Two truckers awarded for bravery during dangerous weather

  (Photo: Jim Allen/FreightWaves)
(Photo: Jim Allen/FreightWaves)

Two truckers were recently recognized by the Truckload Carriers Association (TCA) for their bravery and selflessness for helping stranded and injured drivers during separate winter storms earlier this year.

Donald Wood. (Photo: Truckload Carriers Association)

Donald Wood, a professional truck driver for ABF Freight (NASDAQ: ARCB), has been named a Highway Angel by the Truckload Carriers Association (TCA). He was awarded for his willingness to help an elderly man whose vehicle went off the road during a blinding snowstorm.

In the morning hours of January 12, 2019, Wood was waiting out a blizzard in Liberal, Kansas, just off US-54. Many roads were closed and the temperature was hovering around 18°. Wood had pulled his truck into a motel parking lot, waiting for the weather to clear so he could head home to Albuquerque, nearly 350 miles away. As he waited, he happened to notice headlights in the snow around 100 yards in the distance, but they weren’t moving.

“I knew something was wrong,” said Wood in an April 25, 2019 article on TCA’s web site. He got out of his truck and trudged across the road, bracing himself against the high winds and blowing snow. He saw a small pickup truck with a camper trailer stuck in a snowdrift. Wood thought he was in a parking lot, but it turned out he was on a playground, next to a children’s slide. Inside the pickup truck was an elderly man and his dog.

“He was so happy to see me,” recalled Wood. “He said he didn’t know where he was and he was afraid he’d freeze to death out there.” The man told Wood he was headed to Kansas City when he got caught up in the storm. “I told him I’d stay with him and get him out.”

Wood found a broken shovel at the motel and spent a little more than an hour digging out the man’s truck from the impacted snow. He then had the elderly man move his vehicle to the motel parking lot and to go inside to warm up and wait out the storm. The man thanked Wood and offered to pay him for helping him out but Wood refused.

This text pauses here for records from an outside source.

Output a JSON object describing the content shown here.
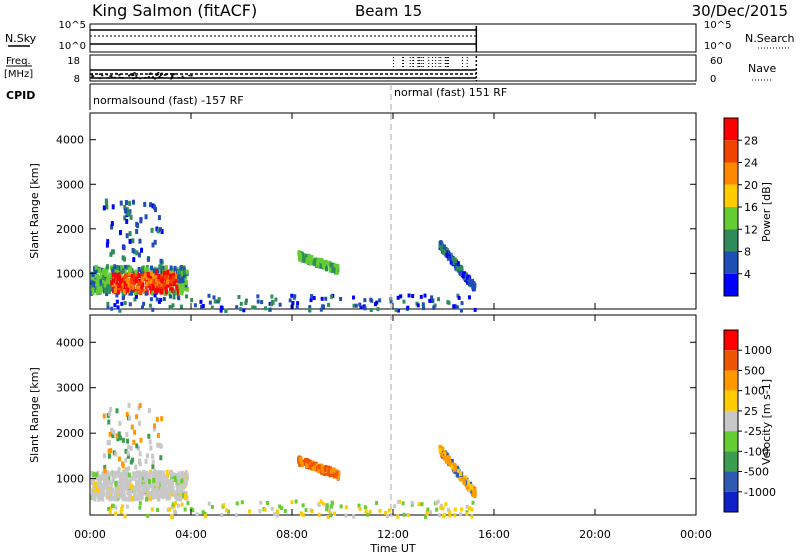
{
  "header": {
    "station": "King Salmon (fitACF)",
    "beam": "Beam 15",
    "date": "30/Dec/2015"
  },
  "top_panels": {
    "nsky_label": "N.Sky",
    "nsky_ticks": [
      "10^5",
      "10^0"
    ],
    "nsearch_label": "N.Search",
    "nsearch_ticks": [
      "10^5",
      "10^0"
    ],
    "freq_label": "Freq.",
    "freq_unit": "[MHz]",
    "freq_ticks": [
      "18",
      "8"
    ],
    "nave_label": "Nave",
    "nave_ticks": [
      "60",
      "0"
    ],
    "cpid_label": "CPID",
    "cpid_segments": [
      {
        "label": "normalsound (fast) -157 RF",
        "start_hour": 0,
        "end_hour": 12
      },
      {
        "label": "normal (fast) 151 RF",
        "start_hour": 12,
        "end_hour": 15.3
      }
    ]
  },
  "chart_data": [
    {
      "type": "heatmap",
      "panel": "power",
      "ylabel": "Slant Range [km]",
      "xlabel": "",
      "y_ticks": [
        "1000",
        "2000",
        "3000",
        "4000"
      ],
      "ylim": [
        200,
        4600
      ],
      "xlim": [
        0,
        24
      ],
      "colorbar_label": "Power [dB]",
      "colorbar_ticks": [
        "4",
        "8",
        "12",
        "16",
        "20",
        "24",
        "28"
      ],
      "colorbar_colors": [
        "#0000ff",
        "#1e4fb4",
        "#2e8c5a",
        "#66cc33",
        "#ffcc00",
        "#ff8800",
        "#ee4400",
        "#ff0000"
      ],
      "data_coverage_hours": [
        0,
        15.3
      ],
      "regions": [
        {
          "name": "main",
          "t": [
            0.0,
            3.8
          ],
          "r": [
            600,
            1200
          ],
          "level": "high"
        },
        {
          "name": "upper",
          "t": [
            0.5,
            2.8
          ],
          "r": [
            1200,
            2700
          ],
          "level": "low"
        },
        {
          "name": "mid",
          "t": [
            8.2,
            9.8
          ],
          "r": [
            1100,
            1500
          ],
          "level": "mid"
        },
        {
          "name": "tail",
          "t": [
            13.8,
            15.2
          ],
          "r": [
            700,
            1700
          ],
          "level": "low"
        },
        {
          "name": "ground",
          "t": [
            0.5,
            15.2
          ],
          "r": [
            200,
            550
          ],
          "level": "low"
        }
      ]
    },
    {
      "type": "heatmap",
      "panel": "velocity",
      "ylabel": "Slant Range [km]",
      "xlabel": "Time UT",
      "x_ticks": [
        "00:00",
        "04:00",
        "08:00",
        "12:00",
        "16:00",
        "20:00",
        "00:00"
      ],
      "y_ticks": [
        "1000",
        "2000",
        "3000",
        "4000"
      ],
      "ylim": [
        200,
        4600
      ],
      "xlim": [
        0,
        24
      ],
      "colorbar_label": "Velocity [m s-1]",
      "colorbar_ticks": [
        "1000",
        "500",
        "100",
        "25",
        "-25",
        "-100",
        "-500",
        "-1000"
      ],
      "colorbar_colors": [
        "#1020c8",
        "#2e5ab4",
        "#3c9c50",
        "#66cc33",
        "#c8c8c8",
        "#ffcc00",
        "#ff9900",
        "#ee5500",
        "#ff0000"
      ],
      "data_coverage_hours": [
        0,
        15.3
      ],
      "regions": [
        {
          "name": "main",
          "t": [
            0.0,
            3.8
          ],
          "r": [
            600,
            1200
          ],
          "level": "low"
        },
        {
          "name": "upper",
          "t": [
            0.5,
            2.8
          ],
          "r": [
            1200,
            2700
          ],
          "level": "low"
        },
        {
          "name": "mid",
          "t": [
            8.2,
            9.8
          ],
          "r": [
            1100,
            1500
          ],
          "level": "high"
        },
        {
          "name": "tail",
          "t": [
            13.8,
            15.2
          ],
          "r": [
            700,
            1700
          ],
          "level": "mid"
        },
        {
          "name": "ground",
          "t": [
            0.5,
            15.2
          ],
          "r": [
            200,
            550
          ],
          "level": "low"
        }
      ]
    }
  ]
}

“It’s hard to see someone stuck in those kinds of conditions,” said Wood. “I just wanted to help him. As a truck driver, the people we meet along the way are all potential customers for the trucking industry. It’s important for us to show up as a positive role model and help where we can.”

The other rescue also happened in the Sunflower State when Christopher Lemaire, a professional truck driver for Revere Transportation of Akron, Ohio, helped two people after witnessing a vehicle lose control on icy roads and flip multiple times. He was named a Highway Angel, too.

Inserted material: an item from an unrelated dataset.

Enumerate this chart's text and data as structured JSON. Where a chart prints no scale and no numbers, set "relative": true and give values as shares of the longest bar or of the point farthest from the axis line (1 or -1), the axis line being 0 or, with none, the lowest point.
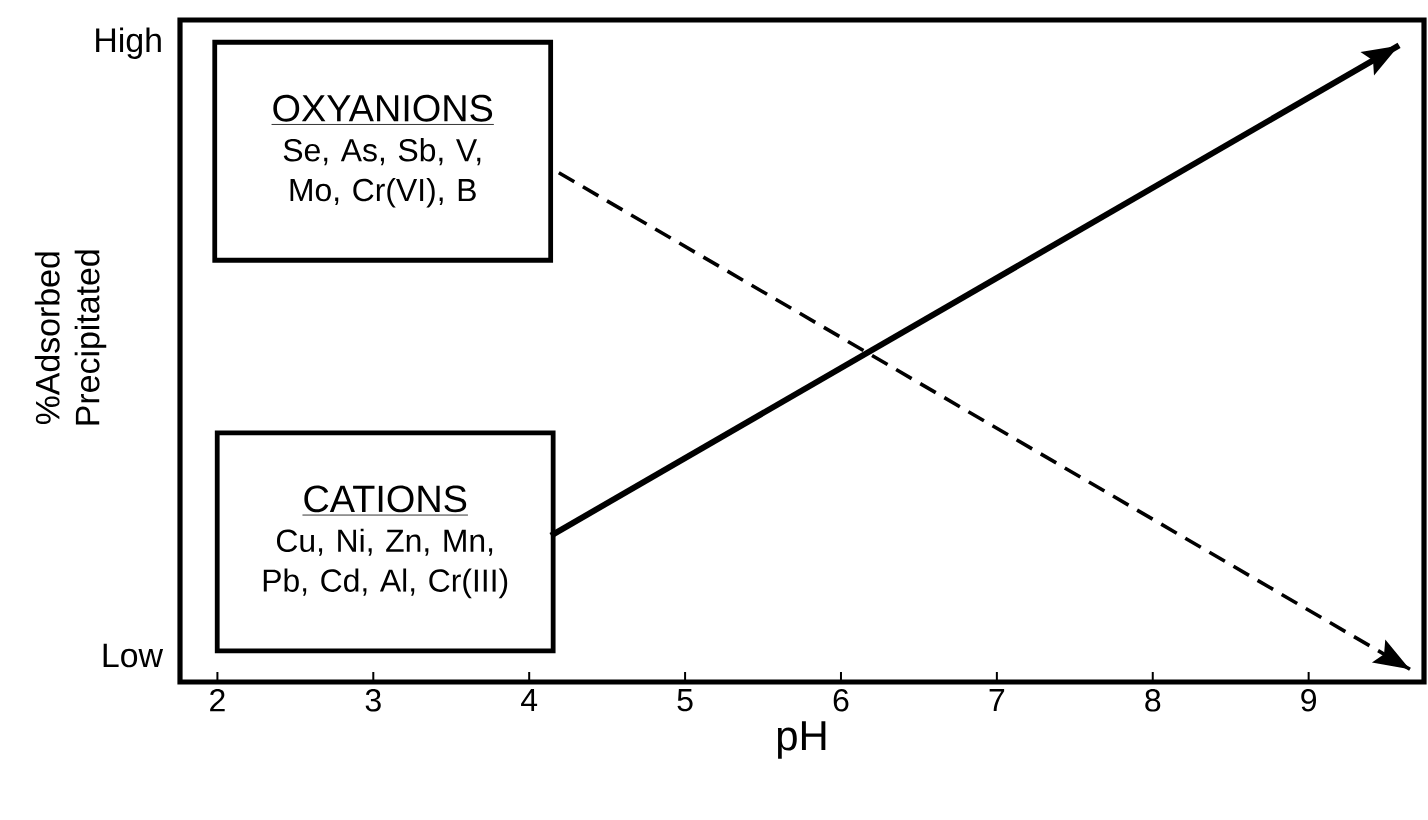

Christopher Lemaire (Photo: Truckload Carriers Association)

As a former highway patrol officer, Lemaire has seen the outcomes of many bad traffic accidents. On February 11, 2019 he witnessed one. He was on his way to New York to deliver a load, heading northbound on I-35 in Kansas. The air temperature had dropped drastically from 58° that afternoon to about 32° by 6:00 p.m. By that time, freezing rain had made the roads icy. As Lemaire drove north, he noticed that the headlights of a car in one of the southbound lanes were moving left and right.

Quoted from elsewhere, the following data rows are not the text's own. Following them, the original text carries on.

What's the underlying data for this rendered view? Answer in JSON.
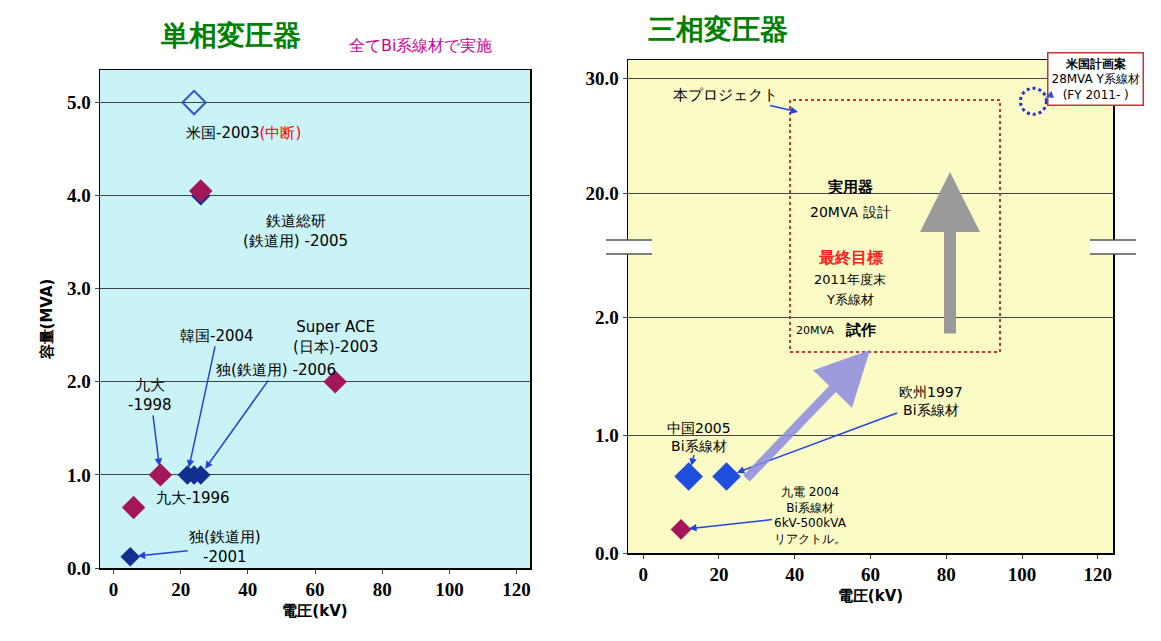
{
  "chart_data": [
    {
      "type": "scatter",
      "title": "単相変圧器",
      "x_label": "電圧(kV)",
      "y_label": "容量(MVA)",
      "xlim": [
        -4,
        124
      ],
      "xticks": [
        0,
        20,
        40,
        60,
        80,
        100,
        120
      ],
      "ylim": [
        0,
        5.35
      ],
      "yticks": [
        {
          "value": 0,
          "label": "0.0"
        },
        {
          "value": 1,
          "label": "1.0"
        },
        {
          "value": 2,
          "label": "2.0"
        },
        {
          "value": 3,
          "label": "3.0"
        },
        {
          "value": 4,
          "label": "4.0"
        },
        {
          "value": 5,
          "label": "5.0"
        }
      ],
      "grid": true,
      "annotations": [
        "全てBi系線材で実施"
      ],
      "series": [
        {
          "marker": "diamond-open",
          "color": "#3355cc",
          "x": [
            24
          ],
          "values": [
            5.0
          ],
          "labels": [
            "米国-2003"
          ],
          "notes": [
            "(中断)"
          ]
        },
        {
          "marker": "diamond",
          "color": "#12308f",
          "x": [
            26,
            22,
            24,
            26,
            5
          ],
          "values": [
            4.0,
            1.0,
            1.0,
            1.0,
            0.12
          ],
          "labels": [
            null,
            "韓国-2004",
            null,
            "独(鉄道用) -2006",
            "独(鉄道用)\n-2001"
          ]
        },
        {
          "marker": "diamond",
          "color": "#a3175a",
          "x": [
            26,
            66,
            14,
            6
          ],
          "values": [
            4.05,
            2.0,
            1.0,
            0.65
          ],
          "labels": [
            "鉄道総研\n(鉄道用) -2005",
            "Super ACE\n(日本)-2003",
            "九大\n-1998",
            "九大-1996"
          ]
        }
      ]
    },
    {
      "type": "scatter",
      "title": "三相変圧器",
      "tick_labels": "y",
      "xlim": [
        -4,
        124
      ],
      "ylim": [
        15.3,
        31.6
      ],
      "yticks": [
        {
          "value": 20,
          "label": "20.0"
        },
        {
          "value": 30,
          "label": "30.0"
        }
      ],
      "grid": true,
      "annotations": [
        "本プロジェクト",
        "実用器",
        "20MVA 設計",
        "最終目標",
        "2011年度末",
        "Y系線材"
      ],
      "series": [
        {
          "marker": "dotted_circle",
          "color": "#2233cc",
          "x": [
            103
          ],
          "values": [
            28
          ],
          "labels": [
            "米国計画案\n28MVA Y系線材\n(FY 2011- )"
          ]
        }
      ]
    },
    {
      "type": "scatter",
      "x_label": "電圧(kV)",
      "xlim": [
        -4,
        124
      ],
      "xticks": [
        0,
        20,
        40,
        60,
        80,
        100,
        120
      ],
      "ylim": [
        0,
        2.6
      ],
      "yticks": [
        {
          "value": 0,
          "label": "0.0"
        },
        {
          "value": 1,
          "label": "1.0"
        },
        {
          "value": 2,
          "label": "2.0"
        }
      ],
      "grid": true,
      "annotations": [
        "20MVA",
        "試作"
      ],
      "series": [
        {
          "marker": "diamond",
          "color": "#1f4fdd",
          "x": [
            12,
            22
          ],
          "values": [
            0.65,
            0.65
          ],
          "labels": [
            "中国2005\nBi系線材",
            "欧州1997\nBi系線材"
          ]
        },
        {
          "marker": "diamond",
          "color": "#a3175a",
          "x": [
            10
          ],
          "values": [
            0.2
          ],
          "labels": [
            "九電 2004\nBi系線材\n6kV-500kVA\nリアクトル。"
          ]
        }
      ]
    }
  ]
}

“I knew he was in trouble,” Lemaire told the TCA on April 12, 2019. “He was skidding out of control.”

The car went airborne after hitting a culvert in the median. The car hit the ground at an angle, smashing the driver’s side window and rolling several times – five times, according to Lemaire. He watched, helplessly, as the driver was ejected. On the last rollover, the passenger was ejected.

Lemaire responded immediately, but the time it took him to safely slow down from highway speeds put him nearly a mile away from the accident. He grabbed his coat and ran back to the scene. When he arrived, the driver was standing up and trying to walk. His pants were badly torn and Lemaire could see he probably had a broken leg. Lemaire sat him down, then rushed over to the passenger. Another car arrived and Lemaire asked the driver to call 911 and stay with the injured driver.

Lemaire tried to calm the second man as he checked him for injuries. He stayed at the scene and helped as much as he could and also wrote a statement as a witness to the accident. “It weighed on me the next day,” said Lemaire. “I wondered if they were going to be okay. Sometimes when people are ejected like that, they suffer internal injuries that can be fatal.”

“Chris has been working with us for quite some time,” said Revere Transportation Fleet Manager Christina Applegate. “He is an exemplary model driver for our company and we feel he was very courageous for the actions he took that night.”

In addition to his background as a highway patrol officer, Lemaire has been a truck driver off and on since he was 21 years old.

For their willingness to assist under hazardous circumstances, TCA presented Wood and Lemaire each with a certificate, patch, lapel pin and truck decals earlier this month (April 2019). ABF Freight and Revere Transportation also received certificates acknowledging their drivers as Highway Angels. Since the program’s inception in August 1997, hundreds of drivers have been recognized as Highway Angels for the exemplary kindness, courtesy and courage they have displayed while on the job. EpicVue sponsors TCA’s Highway Angel program.